Anträge zur Änderung des Gesetzes wurden 1972, 1974 und 1982 im Parlament beraten. Dabei ging es nicht etwa darum, die eugenische Ausrichtung des Gesetzes abzuschaffen. Im Gegenteil: Ein neuer Absatz sollte den Abbruch explizit erlauben, wenn zu erwarten sei, daß „das Kind mit einer physischen oder geistigen Behinderung geboren werden würde“.

Sind diese Änderungen verabschiedet worden?

Nein. Schon Anfang der siebziger Jahre gab es starke Diskussionen und Proteste von Frauengruppen und Behindertenorganisationen. Aber die beabsichtigten Veränderungen wurden fast zum fait accompli durch die Ausweitung von Amniozentese (Fruchtwasseruntersuchung im 4. Monat) und Ultraschalluntersuchungen und durch „Aufklärungskampagnen“ der Regierung in den Massenmedien, die die Idee verbreiteten, es sei schrecklich, ein behindertes Kind zu gebären.
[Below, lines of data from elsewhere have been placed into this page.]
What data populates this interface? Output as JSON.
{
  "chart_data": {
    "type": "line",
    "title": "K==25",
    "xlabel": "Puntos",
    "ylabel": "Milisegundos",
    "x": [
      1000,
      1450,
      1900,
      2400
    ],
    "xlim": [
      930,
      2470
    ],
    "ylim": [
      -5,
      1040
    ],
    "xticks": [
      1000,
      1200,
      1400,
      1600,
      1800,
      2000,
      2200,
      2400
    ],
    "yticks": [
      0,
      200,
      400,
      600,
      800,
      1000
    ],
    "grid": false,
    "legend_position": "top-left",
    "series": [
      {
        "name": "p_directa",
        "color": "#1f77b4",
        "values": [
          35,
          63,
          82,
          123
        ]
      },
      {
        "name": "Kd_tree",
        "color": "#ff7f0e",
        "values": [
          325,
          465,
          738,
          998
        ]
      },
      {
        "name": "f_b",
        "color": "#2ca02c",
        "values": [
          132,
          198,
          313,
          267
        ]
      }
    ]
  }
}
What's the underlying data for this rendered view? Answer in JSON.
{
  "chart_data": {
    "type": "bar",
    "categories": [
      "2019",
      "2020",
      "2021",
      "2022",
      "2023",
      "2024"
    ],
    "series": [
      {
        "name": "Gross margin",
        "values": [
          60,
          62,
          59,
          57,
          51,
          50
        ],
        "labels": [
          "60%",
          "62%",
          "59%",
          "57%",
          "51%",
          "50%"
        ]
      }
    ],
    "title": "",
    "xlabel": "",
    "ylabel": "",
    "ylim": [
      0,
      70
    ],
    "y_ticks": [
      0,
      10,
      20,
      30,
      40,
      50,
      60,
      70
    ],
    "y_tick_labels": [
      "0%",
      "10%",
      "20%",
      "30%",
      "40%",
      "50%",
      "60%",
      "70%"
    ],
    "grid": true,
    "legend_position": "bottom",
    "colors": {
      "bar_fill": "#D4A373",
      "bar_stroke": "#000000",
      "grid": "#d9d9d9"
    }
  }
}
Als 1982 die Vorschläge wieder auf dem Tisch lagen, wurde das Komitee als Zusammenschluß verschiedener Frauengruppen aus ganz Japan gebildet. Wir haben Unterschriften gesammelt, Veranstaltungen gemacht und Großkundgebungen in Tokio, Osaka, Kioto und Sapphoro organisiert. Es gab damals sogar einen einwöchigen Hungerstreik von Frauen.

Weil diese Änderungen nicht durchgesetzt werden konnten, versucht man nun die gleichen eugenischen Ziele durch eine Änderung des „Gesetzes zur Gesundheit von Mutter und Kind“ zu erreichen. Das „Eugenische Schutzgesetz“ ist an sich abscheulich und müßte abgeschafft werden.

Wie sieht eure Arbeit heute aus? Gibt es immer noch ein Bündnis mit Behindertengruppen, zum Beispiel auch gegen gentechnische Vorhaben?

Viele Menschen, besonders Frauen, aus der Behindertenbewegung sind auch aktiv in den Gruppen gegen Fortpflanzungstechniken. Die Diskussion über das Aufleben der Eugenik wurde gerade nach Tschernobyl stark geführt, auch in der Anti-Atom-Bewegung. Es gibt auch Konflikte zwischen Frauen und Teilen der Behindertenbewegung, weil manche Behinderte gegen jede Abtreibung sind. Aber wir arbeiten viel zusammen, wenn es um den Widerstand gegen pränatale Diagnose oder Geschlechtsbestimmung geht, Techniken, die in Japan immer häufiger angewandt werden. Es gibt auch schon seit Anfang der achtziger Jahre Gentechnologie-Gruppen in Japan. Eine lokale Initiative hat sich zum Beispiel sehr lange, leider ohne Erfolg, gegen den Bau eines P4-Gentechnologie-Labors (Labor der höchsten Sicherheitsstufe, P.B.) in ihrer Stadt gewehrt.